Pour certaines personnes en situation de handicap qui ont besoin de plus d’encadrement et qui travaillaient dans des entreprises bien adaptées à leurs besoins, le télétravail était synonyme de fin d’emploi, considérant qu’elles n’avaient pas le nécessaire pour accomplir leurs tâches à la maison, raconte Maude Massicotte.
Autre limite: la technologie. Lorsqu’on travaille à la maison, on doit presque inévitablement y avoir recours. Or, certaines plateformes ne sont parfois pas adaptées.
Le télétravail vient aussi avec la perte du lien social, ce qui peut affecter particulièrement les personnes en situation de handicap, car «souvent, elles ont moins d’occasions de sortir, de voir des gens», souligne Marie Laberge.
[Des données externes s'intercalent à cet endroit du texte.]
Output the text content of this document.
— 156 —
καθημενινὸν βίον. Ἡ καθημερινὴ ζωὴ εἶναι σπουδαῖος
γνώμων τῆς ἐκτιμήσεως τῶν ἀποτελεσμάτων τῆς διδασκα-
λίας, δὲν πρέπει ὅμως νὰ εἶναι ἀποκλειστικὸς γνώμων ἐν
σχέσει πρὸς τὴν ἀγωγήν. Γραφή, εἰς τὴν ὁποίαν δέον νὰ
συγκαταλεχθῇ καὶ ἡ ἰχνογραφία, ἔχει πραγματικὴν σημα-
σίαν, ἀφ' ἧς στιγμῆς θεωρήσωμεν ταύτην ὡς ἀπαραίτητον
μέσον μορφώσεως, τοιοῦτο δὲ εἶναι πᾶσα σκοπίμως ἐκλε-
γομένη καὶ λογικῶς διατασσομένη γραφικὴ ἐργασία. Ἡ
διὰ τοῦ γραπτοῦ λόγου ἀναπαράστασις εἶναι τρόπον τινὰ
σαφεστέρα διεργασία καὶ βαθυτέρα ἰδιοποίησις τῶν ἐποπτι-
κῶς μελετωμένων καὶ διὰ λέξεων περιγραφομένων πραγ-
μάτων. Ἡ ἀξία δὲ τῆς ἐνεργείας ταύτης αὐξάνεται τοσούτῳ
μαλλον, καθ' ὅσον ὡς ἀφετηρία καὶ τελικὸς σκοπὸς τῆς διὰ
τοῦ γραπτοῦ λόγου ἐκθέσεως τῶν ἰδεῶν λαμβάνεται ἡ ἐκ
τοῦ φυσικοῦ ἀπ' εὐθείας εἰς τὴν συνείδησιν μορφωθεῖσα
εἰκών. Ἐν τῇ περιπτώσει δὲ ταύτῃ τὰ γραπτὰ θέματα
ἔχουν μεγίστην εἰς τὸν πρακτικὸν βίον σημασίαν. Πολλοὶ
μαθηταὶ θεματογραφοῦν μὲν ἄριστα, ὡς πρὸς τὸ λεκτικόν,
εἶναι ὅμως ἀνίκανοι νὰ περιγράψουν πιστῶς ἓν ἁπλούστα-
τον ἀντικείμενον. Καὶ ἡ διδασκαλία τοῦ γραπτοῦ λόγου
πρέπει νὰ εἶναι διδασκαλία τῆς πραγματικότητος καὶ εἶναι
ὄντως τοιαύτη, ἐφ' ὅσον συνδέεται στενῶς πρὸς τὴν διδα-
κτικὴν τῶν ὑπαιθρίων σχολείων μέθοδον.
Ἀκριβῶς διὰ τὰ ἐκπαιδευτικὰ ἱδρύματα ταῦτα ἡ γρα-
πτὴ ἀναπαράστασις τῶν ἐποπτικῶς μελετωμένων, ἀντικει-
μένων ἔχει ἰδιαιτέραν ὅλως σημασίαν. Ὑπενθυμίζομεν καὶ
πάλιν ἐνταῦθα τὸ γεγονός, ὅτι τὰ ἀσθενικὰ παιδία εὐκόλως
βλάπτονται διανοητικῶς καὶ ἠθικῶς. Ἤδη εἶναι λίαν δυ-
«Les personnes en situation de handicap vivent déjà de l’isolement à la base. Un des objectifs de les insérer dans le marché du travail est la socialisation, car le travail est une activité très socialisante. Un des risques du télétravail est d’accentuer ce sentiment d’isolement», renchérit Lucie Enel.
Être moins présent au bureau, c’est aussi être plus exclu.e des réseaux de pouvoir, ce qui nuit à la visibilité et de potentielles promotions, ajoute pour sa part Diane-Gabrielle Tremblay, professeure en gestion des ressources humaines à l’École des sciences de l’administration à l’Université TELUQ.
Prétexte pour ne pas s’adapter
Maintenant que le travail en présentiel revient, il ne faudrait pas que les personnes en situation de handicap soient coincées chez elle contre leur gré.
Le sociologue Normand Boucher raconte avoir reçu le témoignage d’une femme en fauteuil roulant qui voulait avoir accès à une toilette. Son employeur n’a pas pu lui offrir cet accès, donc il lui a plutôt offert le télétravail même si elle préférait travailler au bureau.
«Il ne faudrait pas utiliser l’excuse du télétravail pour ne plus permettre aux personnes en situation de handicap d’accéder au milieu de travail comme les autres», prévient Diane-Gabrielle Tremblay.
Il faut plutôt continuer, selon elle, d’organiser et d’adapter les milieux de travail pour être davantage ouvert aux personnes en situation de handicap.
La Semaine québécoise des personnes handicapées se déroule chaque année du 1er au 7 juin afin de sensibiliser la population aux obstacles qu’elles rencontrent, mais également pour faire connaître leurs bons coups.
Plus d’un million de Québécois.es ont une incapacité. Cela représente 16% de la population de la province de 15 ans et plus, selon l’Enquête canadienne sur l’incapacité de 2017.